The booklet is unusual in having the name of a knitting needle company (Aero) on the front cover, rather than a spinning company  - the patterns are intended for Aero twin-pins, which were presumably fairly new in 1973.  Circular knitting needles were not themselves new - I have read that they existed before World War II, with a wire cable of some sort joining the two needles.  Twin-pins were perhaps new in having a nylon cable. It is also unusual to see a pattern booklet promoting a novel construction technique.  The booklet explains how to use a twin-pin, with photos.  However, for knitting sleeves and other small-diameter sections seamlessly it recommends knitting on four needles, which seems a bit discouraging - it doesn't explain how to do that, for one thing.  And it doesn't cover knitting sleeves using either two circular needles or the magic loop technique with one circular needle - perhaps those ideas had not been developed.     

Once I had noticed this booklet, I began to see the same cover photo on pattern booklets produced by other companies - several spinners, as well as F.W. Woolworth.  The content was exactly the same too, except that the suggested yarn varied.   That was very puzzling - I had assumed that the name on the front cover would tell me who had produced the booklet, but why were different companies producing the same booklet?  And then I started to notice other pattern booklets turning up in several different versions.

Odd Ounce Books - different but the same
Eventually, I saw that all these booklets were published by Lyric (Pattern Services) Ltd, whose name was in very small print inside the back cover.   Evidently,  Lyric was (is?) a company that developed knitwear designs in standard double knitting/4-ply/3-ply yarn, for sale to spinners and companies such as Aero.
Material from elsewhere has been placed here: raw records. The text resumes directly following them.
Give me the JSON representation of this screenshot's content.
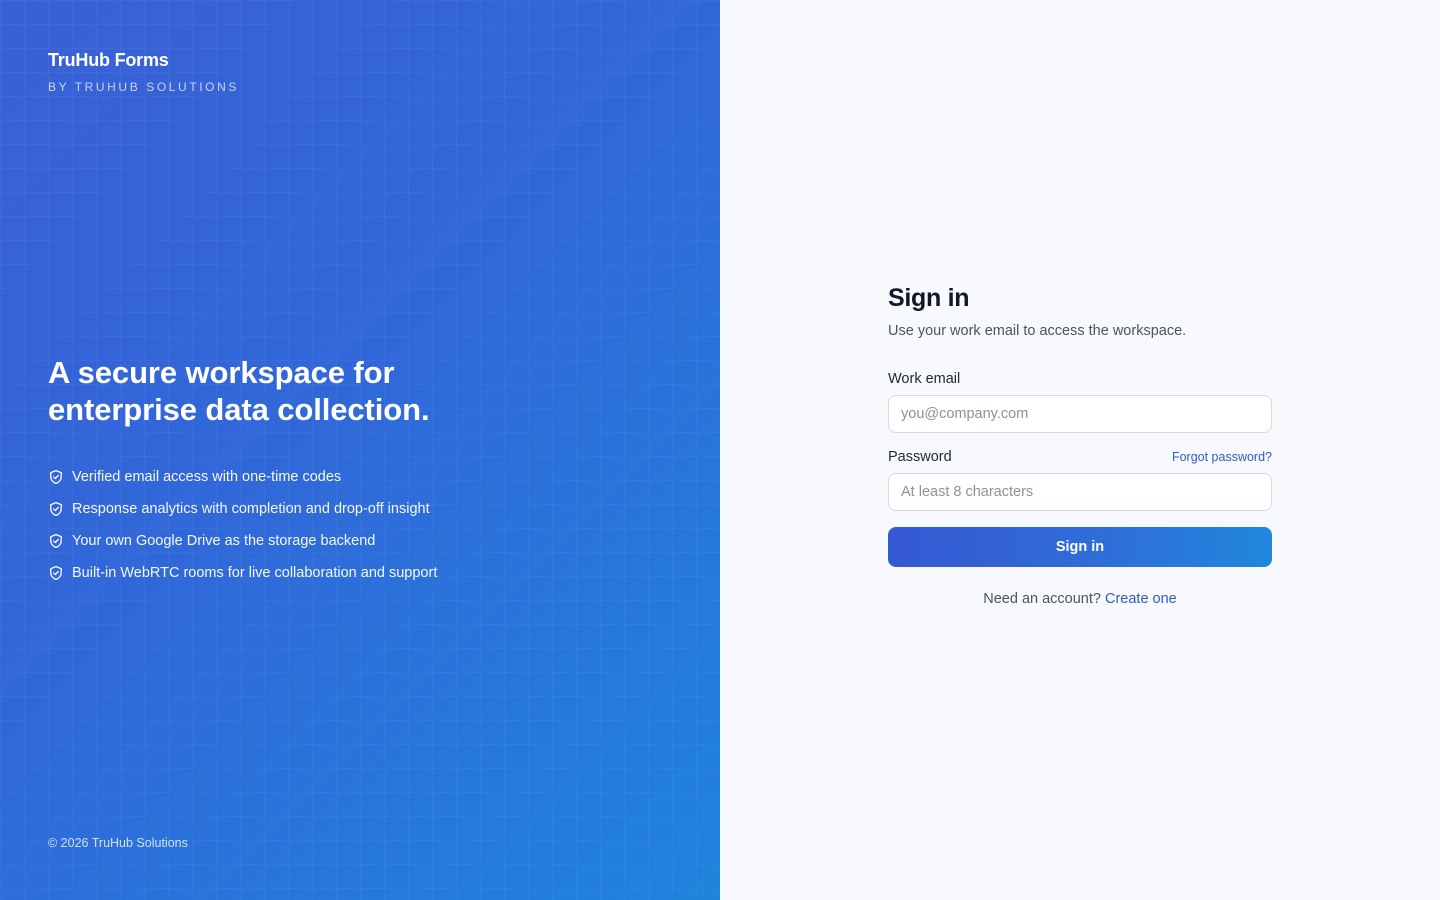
{
  "brand": {
    "name": "TruHub Forms",
    "tagline": "BY TRUHUB SOLUTIONS"
  },
  "hero": {
    "title_line1": "A secure workspace for",
    "title_line2": "enterprise data collection."
  },
  "features": [
    {
      "icon": "shield-check-icon",
      "label": "Verified email access with one-time codes"
    },
    {
      "icon": "shield-check-icon",
      "label": "Response analytics with completion and drop-off insight"
    },
    {
      "icon": "shield-check-icon",
      "label": "Your own Google Drive as the storage backend"
    },
    {
      "icon": "shield-check-icon",
      "label": "Built-in WebRTC rooms for live collaboration and support"
    }
  ],
  "footer": {
    "copyright": "© 2026 TruHub Solutions"
  },
  "signin": {
    "title": "Sign in",
    "subtitle": "Use your work email to access the workspace.",
    "email": {
      "label": "Work email",
      "value": "",
      "placeholder": "you@company.com"
    },
    "password": {
      "label": "Password",
      "value": "",
      "placeholder": "At least 8 characters",
      "forgot_label": "Forgot password?"
    },
    "submit_label": "Sign in",
    "signup_prompt": "Need an account?",
    "signup_link": "Create one"
  },
  "colors": {
    "gradient_start": "#3a60d6",
    "gradient_end": "#1f84dc",
    "accent_link": "#2f5ad1",
    "panel_background": "#f7f9fc"
  }
}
That is obviously a useful service to any spinner that produces standard yarn and doesn't have its own in-house designers - even a large spinner that produces its own designs might find it cheaper to buy in patterns sometimes.  The clever thing, from Lyric's point of view, is that they retained the copyright, so that they could sell the same pattern booklet many times over, and just change the name on the front.

Until I worked out what was going on, I thought that all these duplicate pattern booklets would be a cataloguing nightmare.  But now, I classify them all as Lyric and that's that. So far I have found about 60 distinct booklets that were produced by Lyric, between about 1970 and the mid-1990s.  One advantage (to me) is that Lyric included the year in the copyright notice, so that unlike most pattern booklets, these can be dated. It still seems to be slightly underhand though - all the Odd Ounce booklets say on the front cover "Ideas by X for easy to make gifts and toys....", where X is Poppletons or Wendy or Argyll or ...      Not really true, though - "Ideas by Lyric that X  bought and put their name to" would be more accurate.